Я часто писал ей, пока жил в Вене, и произвел на нее впечатление, главным образом тем, что забавлял курьезными деталями психоанализа. Например, во сне все телесные отверстия считаются равнозначными. На немецком языке влагалище — ухо между ногами, и в некоторых кругах девушек побуждают слушать клитором! Милая старушка этого не забыла.
Вот так я понемногу объясняю себя самому себе — кто еще будет слушать? Возможно, другая часть моего «я» появится в каком-нибудь списке жизнеспособных «я»; та часть, которую мне хотелось «инвестировать» в мою бледную прелестную Пиа. Ничего нет глупее таких инвестиций! Радостный старик-доктор «инвестировал» в меня особый, еврейский пессимизм и мономанию.[109] Мы имеем дело с гибнущим рынком, и наши скромные вложения год от года обесцениваются. Иногда меня одолевает искушение разразиться риторикой о фондовой бирже, описать фонды или капитал как, скажем, «зрелый» или «плодоносный», словно речь идет о садовых культурах. Чем неудобен личный дневник? Тем, что его единственная функция (как скрипичных гамм) — тренировать руку пишущего, и определить, кого именно ему предстоит развлекать, практически невозможно. В другой жизни бедняга Сатклифф, наверняка, посмеется над своими одинокими остротами. А пока они заполняют время перед ланчем: дни перед смертью.
Среди обитателей Верфеля самые замечательные — его владельцы, брат и сестра. В них чувствуется благородство, и в облике и в речах; в аристократах всегда есть что-то беззащитное, хрупкое, нежное. Мы знаем, что ничего не можем для них сделать; и остается только радоваться им, а это бывает трудно, потому что частенько они настоящие исчадия ада.

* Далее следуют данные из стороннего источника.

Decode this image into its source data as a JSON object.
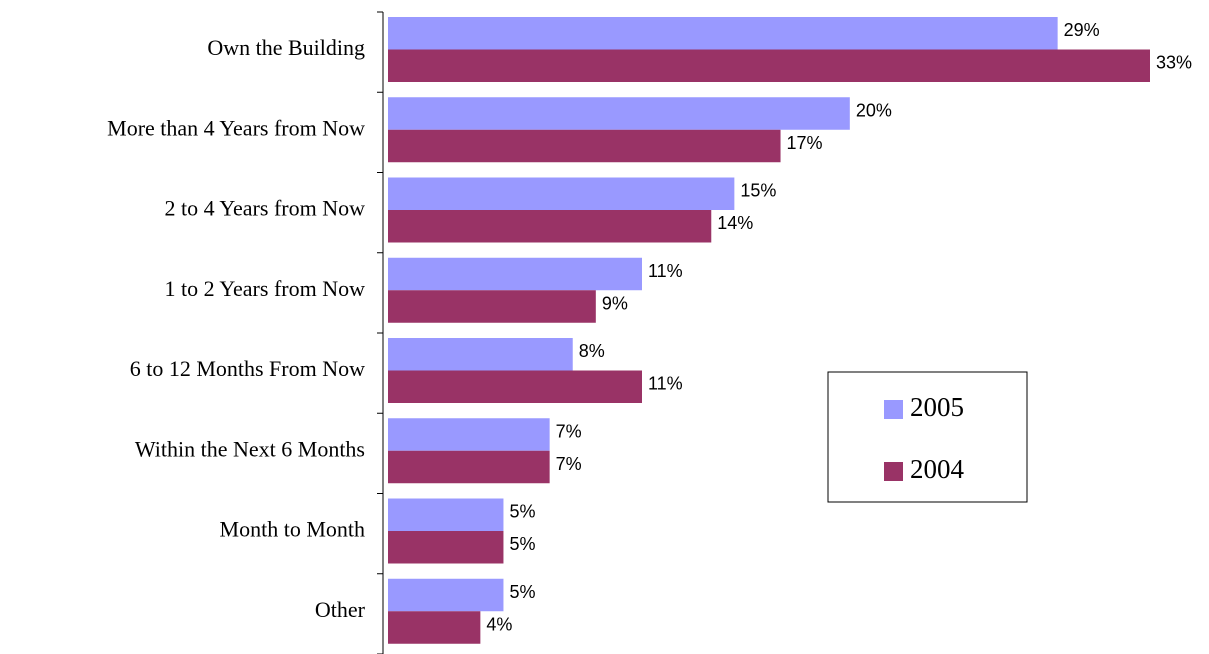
{
  "chart_data": {
    "type": "hbar",
    "categories": [
      "Own the Building",
      "More than 4 Years from Now",
      "2 to 4 Years from Now",
      "1 to 2 Years from Now",
      "6 to 12 Months From Now",
      "Within the Next 6 Months",
      "Month to Month",
      "Other"
    ],
    "series": [
      {
        "name": "2005",
        "color": "#9999ff",
        "values": [
          29,
          20,
          15,
          11,
          8,
          7,
          5,
          5
        ],
        "value_labels": [
          "29%",
          "20%",
          "15%",
          "11%",
          "8%",
          "7%",
          "5%",
          "5%"
        ]
      },
      {
        "name": "2004",
        "color": "#993366",
        "values": [
          33,
          17,
          14,
          9,
          11,
          7,
          5,
          4
        ],
        "value_labels": [
          "33%",
          "17%",
          "14%",
          "9%",
          "11%",
          "7%",
          "5%",
          "4%"
        ]
      }
    ],
    "legend": "lower right"
  }
}
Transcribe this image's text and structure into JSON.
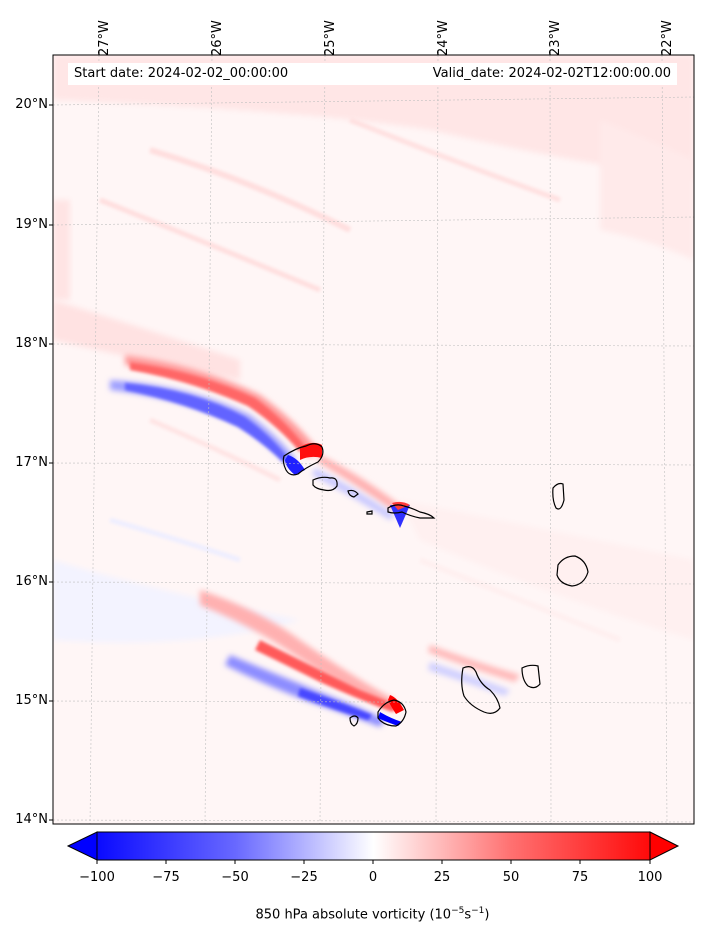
{
  "map": {
    "start_date": "Start date: 2024-02-02_00:00:00",
    "valid_date": "Valid_date: 2024-02-02T12:00:00.00",
    "lon_labels": [
      "27°W",
      "26°W",
      "25°W",
      "24°W",
      "23°W",
      "22°W"
    ],
    "lat_labels": [
      "20°N",
      "19°N",
      "18°N",
      "17°N",
      "16°N",
      "15°N",
      "14°N"
    ],
    "region": "Cabo Verde islands",
    "field": "850 hPa absolute vorticity"
  },
  "colorbar": {
    "ticks": [
      "−100",
      "−75",
      "−50",
      "−25",
      "0",
      "25",
      "50",
      "75",
      "100"
    ],
    "label_main": "850 hPa absolute vorticity (10",
    "label_exp1": "−5",
    "label_mid": "s",
    "label_exp2": "−1",
    "label_end": ")",
    "range": [
      -100,
      100
    ],
    "colors": {
      "neg": "#0000ff",
      "zero": "#ffffff",
      "pos": "#ff0000"
    }
  }
}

Тоби рассказал мне про их тайну, и, если честно, для нашего пуританского времени их отношения весьма необычны. Кстати, в них чувствуется незавершенность, неопределенность. Меня всегда пугает и настораживает слово «любовники». В последней моей книжке начала было вырисовываться похожая парочка, но пришлось от нее избавиться, потому что постепенно она лишилась всякого правдоподобия. Интересно, почему? Пьер и Сильвия не лишены эгоистической осторожности, детьми предпочитают не обзаводиться. Они сами немного напоминают заблудившихся в лесу малюток. Застряли в этом огромном доме, в своих обширных владениях, которыми они пренебрегают по незнанию сельской жизни. Третий малыш — Брюс, он и придает ситуации уникальность, хотя все трое ведут себя очень естественно, никакого зажима, словно ничего не может быть банальнее. Я думаю то о Брюсе, то о Пиа — об их извращении; и потихоньку разжигаю в себе огонь ревности, ведь они благодаря этому извращению познали счастье. И тем не менее… Как усомниться в искренности горя Пиа из-за ее разбитой любви ко мне? Я наблюдаю за юным студентом-медиком, который неторопливо курит трубку, играя в шахматы с Пьером, а ведь они соперники. Девушка гуляет, читает, плавает в реке, играет на огромном рояле. Однако старый шато живет нерадостными предчувствиями; очень скоро из-за катастрофической нехватки денег его обитателей ждет разлука. Пьеру, скорее всего, придется служить, и от этого он печально-задумчив. Тонкокостный, хорошо сложенный юноша, истинный француз по характеру, он горяч, как породистая лошадка, и пылок во всем, включая дружбу. С тех пор, как я приехал сюда, у меня есть все. Мне легко с ними обоими, потому что Пиа они знают лишь по имени. Рассказывая о нежном отношении всех троих к Тоби, Брюс употребил довольно интересное сравнение — со свободной от сексуальной компоненты дружбой геологов или альпинистов, путешественников, связанных общей целью.
Прекрасно, но…
Каждый вечер, по заповедной традиции, человек тридцать сходятся в огромной центральной зале на патриархальный обед. Столы по-монастырски сдвинуты в длинный ряд, что придает помещению вид монашеской трапезной. С нашей стороны один стол поставлен поперек; но едва сидящие в дальнем конце слуги или расположившиеся во главе стола доны, то есть хозяева, приступают к еде, как за разговорами и добрым вином все постепенно начинают перемещаться. Вот Брюс отправился к старой даме, насколько я понимаю, домоправительнице, и тут же косматый старик-лесничий занял его кресло и принялся с жаром что-то втолковывать Сильвии — насчет фазанов. Вокруг снуют дети, словно в неаполитанском соборе. На покрытом циновками полу чешутся собаки и скачут блохи.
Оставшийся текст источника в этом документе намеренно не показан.